Bon, j’ai déjà largement révélé quelques atouts de l’album à commencer par la production. Je vais donc faire un peu de redondance pour évoquer ce son si particulier. Il faut se remémorer l’époque des années 80 où le son des guitares commençaient à se parer de nombreux effets. L’avènement des pédales et autres samples permettaient donc d’offrir une coloration différente selon que vous faisiez dans le pychédélique ou le shoegaze qui n’emploient pas du tout les mêmes effets. Le but du shoegaze étant de planter un décor sombre, vous aviez donc un jeu de guitares particulièrement épais et lancinant. Ici, on retrouve tout à fait ce pourquoi le style dûment nommé avait ses adeptes. Ce qui peut déstabiliser est que l’on n’entend finalement pas aussi bien que cela la batterie et la basse. Même si ce procédé est inhérent au genre, j’aime quand même avoir un poil plus de batterie. Le côté ambiant demeure prépondérant mais même dans les lignes de guitares les plus épurées, il faut un marquage rythmique. Autrement, pour tout ce qui est sonore, cet album est vraiment bien construit. Plus je l’écoute, plus je me rends compte que l’étiquetage doom shoegaze est loin d’être idiot. D’ailleurs, ce son si enrobé fonctionne bien avec la lenteur plus inhabituellement accouplée au shoegaze et qui, ici même, rend bien. Voilà! Rien à redire donc hormis un léger manque de batterie, ce qui reste un avis objectif mais un brin personnel aussi.

Le souci étant que je me suis pas mal « auto-parasité » en essayant d’analyser l’album New Sun, et donc que j’ai un peu eu du mal à comprendre l’intérêt de cet album. Disons le : je n’ai pas vraiment pu entrer dedans. Du coup il m’aura fallu plusieurs écoutes différentes, dans des lieux différents pour saisir ce qui me semble être la subtilité première de cet album. Ştiu Nu Ştiu me semble en effet un brin cynique sur des sujets précis, et connaissant un peu la mouvance shoegaze, on pourrait penser que le groupe propose une vision du monde particulièrement pessimiste. Avec probablement une teinture moins sociétale que le ferait le sludge metal par exemple. Ici, on sent que le groupe se situe plus sur un versant éthéré ou philosophique. On parle beaucoup d’esprit, de torture mentale, de souffrance psychique dans New Sun et le fait de le mentionner comme un nouveau soleil me semble être une vision fortement pessimiste de la vie, propre au style tout simplement. De fait, cela reste du classique encore une fois, j’y vois même un clin d’œil sincère de la part de Ştiu Nu Ştiu qui se lance dans la course à l’old school.
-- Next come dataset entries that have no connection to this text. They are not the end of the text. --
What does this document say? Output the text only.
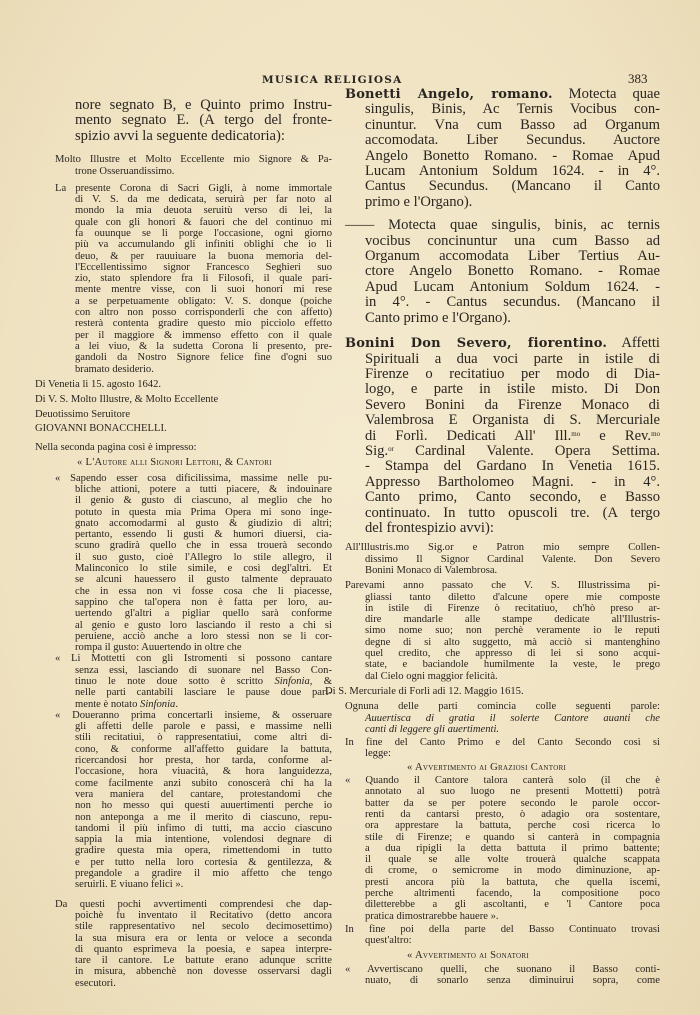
MUSICA RELIGIOSA	383
nore segnato B, e Quinto primo Instru-
mento segnato E. (A tergo del fronte-
spizio avvi la seguente dedicatoria):
Molto Illustre et Molto Eccellente mio Signore & Pa-
trone Osseruandissimo.
La presente Corona di Sacri Gigli, à nome immortale
di V. S. da me dedicata, seruirà per far noto al
mondo la mia deuota seruitù verso di lei, la
quale con gli honori & fauori che del continuo mi
fa ouunque se li porge l'occasione, ogni giorno
più va accumulando gli infiniti oblighi che io li
deuo, & per rauuiuare la buona memoria del-
l'Eccellentissimo signor Francesco Seghieri suo
zio, stato splendore fra li Filosofi, il quale pari-
mente mentre visse, con li suoi honori mi rese
a se perpetuamente obligato: V. S. donque (poiche
con altro non posso corrisponderli che con affetto)
resterà contenta gradire questo mio picciolo effetto
per il maggiore & immenso effetto con il quale
a lei viuo, & la sudetta Corona li presento, pre-
gandoli da Nostro Signore felice fine d'ogni suo
bramato desiderio.
Di Venetia li 15. agosto 1642.
Di V. S. Molto Illustre, & Molto Eccellente
Deuotissimo Seruitore
GIOVANNI BONACCHELLI.
Nella seconda pagina così è impresso:
« L'Autore alli Signori Lettori, & Cantori
« Sapendo esser cosa dificilissima, massime nelle pu-
bliche attioni, potere a tutti piacere, & indouinare
il genio & gusto di ciascuno, al meglio che ho
potuto in questa mia Prima Opera mi sono inge-
gnato accomodarmi al gusto & giudizio di altri;
pertanto, essendo li gusti & humori diuersi, cia-
scuno gradirà quello che in essa trouerà secondo
il suo gusto, cioè l'Allegro lo stile allegro, il
Malinconico lo stile simile, e così degl'altri. Et
se alcuni hauessero il gusto talmente deprauato
che in essa non vi fosse cosa che li piacesse,
sappino che tal'opera non è fatta per loro, au-
uertendo gl'altri a pigliar quello sarà conforme
al genio e gusto loro lasciando il resto a chi si
peruiene, acciò anche a loro stessi non se li cor-
rompa il gusto: Auuertendo in oltre che
« Li Mottetti con gli Istromenti si possono cantare
senza essi, lasciando di suonare nel Basso Con-
tinuo le note doue sotto è scritto Sinfonia, &
nelle parti cantabili lasciare le pause doue pari-
mente è notato Sinfonia.
« Doueranno prima concertarli insieme, & osseruare
gli affetti delle parole e passi, e massime nelli
stili recitatiui, ò rappresentatiui, come altri di-
cono, & conforme all'affetto guidare la battuta,
ricercandosi hor presta, hor tarda, conforme al-
l'occasione, hora viuacità, & hora languidezza,
come facilmente anzi subito conoscerà chi ha la
vera maniera del cantare, protestandomi che
non ho messo qui questi auuertimenti perche io
non anteponga a me il merito di ciascuno, repu-
tandomi il più infimo di tutti, ma accio ciascuno
sappia la mia intentione, volendosi degnare di
gradire questa mia opera, rimettendomi in tutto
e per tutto nella loro cortesia & gentilezza, &
pregandole a gradire il mio affetto che tengo
seruirli. E viuano felici ».
Da questi pochi avvertimenti comprendesi che dap-
poichè fu inventato il Recitativo (detto ancora
stile rappresentativo nel secolo decimosettimo)
la sua misura era or lenta or veloce a seconda
di quanto esprimeva la poesia, e sapea interpre-
tare il cantore. Le battute erano adunque scritte
in misura, abbenchè non dovesse osservarsi dagli
esecutori.
Bonetti Angelo, romano. Motecta quae
singulis, Binis, Ac Ternis Vocibus con-
cinuntur. Vna cum Basso ad Organum
accomodata. Liber Secundus. Auctore
Angelo Bonetto Romano. - Romae Apud
Lucam Antonium Soldum 1624. - in 4°.
Cantus Secundus. (Mancano il Canto
primo e l'Organo).
—— Motecta quae singulis, binis, ac ternis
vocibus concinuntur una cum Basso ad
Organum accomodata Liber Tertius Au-
ctore Angelo Bonetto Romano. - Romae
Apud Lucam Antonium Soldum 1624. -
in 4°. - Cantus secundus. (Mancano il
Canto primo e l'Organo).
Bonini Don Severo, fiorentino. Affetti
Spirituali a dua voci parte in istile di
Firenze o recitatiuo per modo di Dia-
logo, e parte in istile misto. Di Don
Severo Bonini da Firenze Monaco di
Valembrosa E Organista di S. Mercuriale
di Forlì. Dedicati All' Ill.$^{mo}$ e Rev.$^{mo}$
Sig.$^{or}$ Cardinal Valente. Opera Settima.
- Stampa del Gardano In Venetia 1615.
Appresso Bartholomeo Magni. - in 4°.
Canto primo, Canto secondo, e Basso
continuato. In tutto opuscoli tre. (A tergo
del frontespizio avvi):
All'Illustris.mo Sig.or e Patron mio sempre Collen-
dissimo Il Signor Cardinal Valente. Don Severo
Bonini Monaco di Valembrosa.
Parevami anno passato che V. S. Illustrissima pi-
gliassi tanto diletto d'alcune opere mie composte
in istile di Firenze ò recitatiuo, ch'hò preso ar-
dire mandarle alle stampe dedicate all'Illustris-
simo nome suo; non perchè veramente io le reputi
degne di si alto suggetto, mà acciò si mantenghino
quel credito, che appresso di lei si sono acqui-
state, e baciandole humilmente la veste, le prego
dal Cielo ogni maggior felicità.
Di S. Mercuriale di Forlì adi 12. Maggio 1615.
Ognuna delle parti comincia colle seguenti parole:
Auuertisca di gratia il solerte Cantore auanti che
canti di leggere gli auertimenti.
In fine del Canto Primo e del Canto Secondo così si
legge:
« Avvertimento ai Graziosi Cantori
« Quando il Cantore talora canterà solo (il che è
annotato al suo luogo ne presenti Mottetti) potrà
batter da se per potere secondo le parole occor-
renti da cantarsi presto, ò adagio ora sostentare,
ora apprestare la battuta, perche così ricerca lo
stile di Firenze; e quando si canterà in compagnia
a dua ripigli la detta battuta il primo battente;
il quale se alle volte trouerà qualche scappata
di crome, o semicrome in modo diminuzione, ap-
presti ancora più la battuta, che quella iscemi,
perche altrimenti facendo, la compositione poco
diletterebbe a gli ascoltanti, e 'l Cantore poca
pratica dimostrarebbe hauere ».
In fine poi della parte del Basso Continuato trovasi
quest'altro:
« Avvertimento ai Sonatori
« Avvertiscano quelli, che suonano il Basso conti-
nuato, di sonarlo senza diminuirui sopra, come
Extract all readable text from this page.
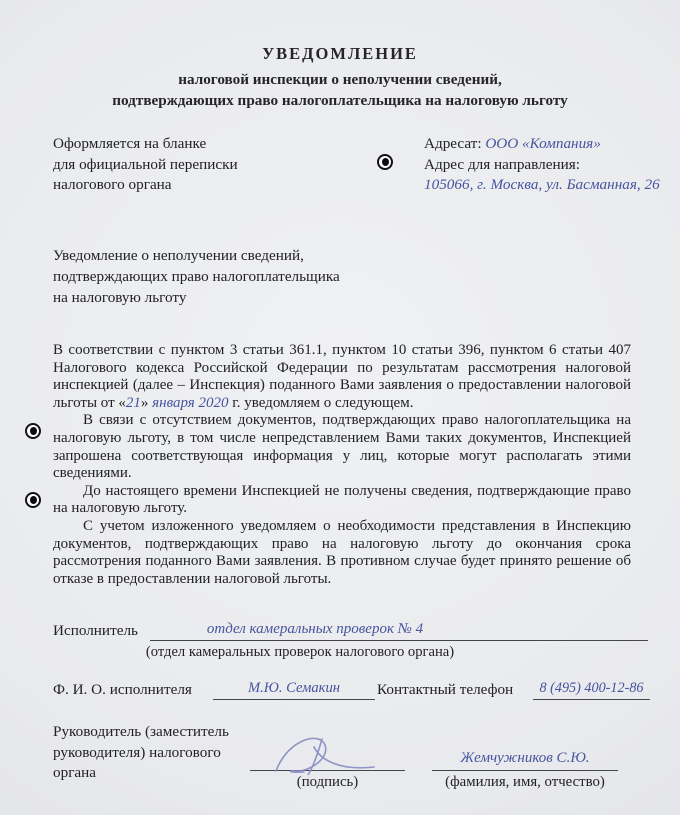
УВЕДОМЛЕНИЕ
налоговой инспекции о неполучении сведений,
подтверждающих право налогоплательщика на налоговую льготу
Оформляется на бланке
для официальной переписки
налогового органа
Адресат: ООО «Компания»
Адрес для направления:
105066, г. Москва, ул. Басманная, 26
Уведомление о неполучении сведений,
подтверждающих право налогоплательщика
на налоговую льготу

В соответствии с пунктом 3 статьи 361.1, пунктом 10 статьи 396, пунктом 6 статьи 407 Налогового кодекса Российской Федерации по результатам рассмотрения налоговой инспекцией (далее – Инспекция) поданного Вами заявления о предоставлении налоговой льготы от «21» января 2020 г. уведомляем о следующем.

В связи с отсутствием документов, подтверждающих право налогоплательщика на налоговую льготу, в том числе непредставлением Вами таких документов, Инспекцией запрошена соответствующая информация у лиц, которые могут располагать этими сведениями.

До настоящего времени Инспекцией не получены сведения, подтверждающие право на налоговую льготу.

С учетом изложенного уведомляем о необходимости представления в Инспекцию документов, подтверждающих право на налоговую льготу до окончания срока рассмотрения поданного Вами заявления. В противном случае будет принято решение об отказе в предоставлении налоговой льготы.

Исполнитель	отдел камеральных проверок № 4
(отдел камеральных проверок налогового органа)
Ф. И. О. исполнителя	М.Ю. Семакин	Контактный телефон	8 (495) 400-12-86
Руководитель (заместитель
руководителя) налогового
органа
(подпись)
Жемчужников С.Ю.
(фамилия, имя, отчество)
Alors que dire de plus? Si ce n’est que le groupe se situe dans la continuité des meilleurs du genre et des plus anciens au passage. Si vous êtes à la recherche d’un vent de fraicheur, vous allez plutôt vous prendre une rafale d’ancienneté. Pour ma part, l’album a rempli ce que j’attendais de sa part dans un registre de mission musicale. Le doom shoegaze proposé est plus qu’intéressant, ravive des souvenirs du temps où je me délectais de Slowdive ou Pale Saints alors forcément… Quand on touche à mes sentiments et ma nostalgie, le contrat est rempli. Bon groupe, belle découverte!

Pour le chant, il est féminin et je dois reconnaitre que j’en suis quelque peu tombé amoureux. Loin de rester monotone, ce dernier s’offre le luxe de quelques envolées rock bien puissantes, avec une énergie communicative et qui montre surtout un fort charisme sous-jacent, le tout ponctué par une diction sur les syllabes qui sont très accrocheuses. Et par moment, le chant devient plus calme, sur des tonalités bluffantes pour une femme. Je vous expliquais en amont que le point fort du genre shoegaze est le mariage entre les guitares et le chant qui sont les instruments maîtres de la composition. L’osmose doit être impeccable et c’est exactement le cas chez Ştiu Nu Ştiu. La voix et les guitares ne font qu’un et l’ensemble marche à la quasi perfection. J’aime vraiment le chant, pourtant les Dieux savent que le chant féminin n’est pas ma tasse de thé. Mais sur ce principe, New Sun a la chance d’avoir une chanteuse qui déborde de talent et d’énergie, et cela c’est bien! Même très bien.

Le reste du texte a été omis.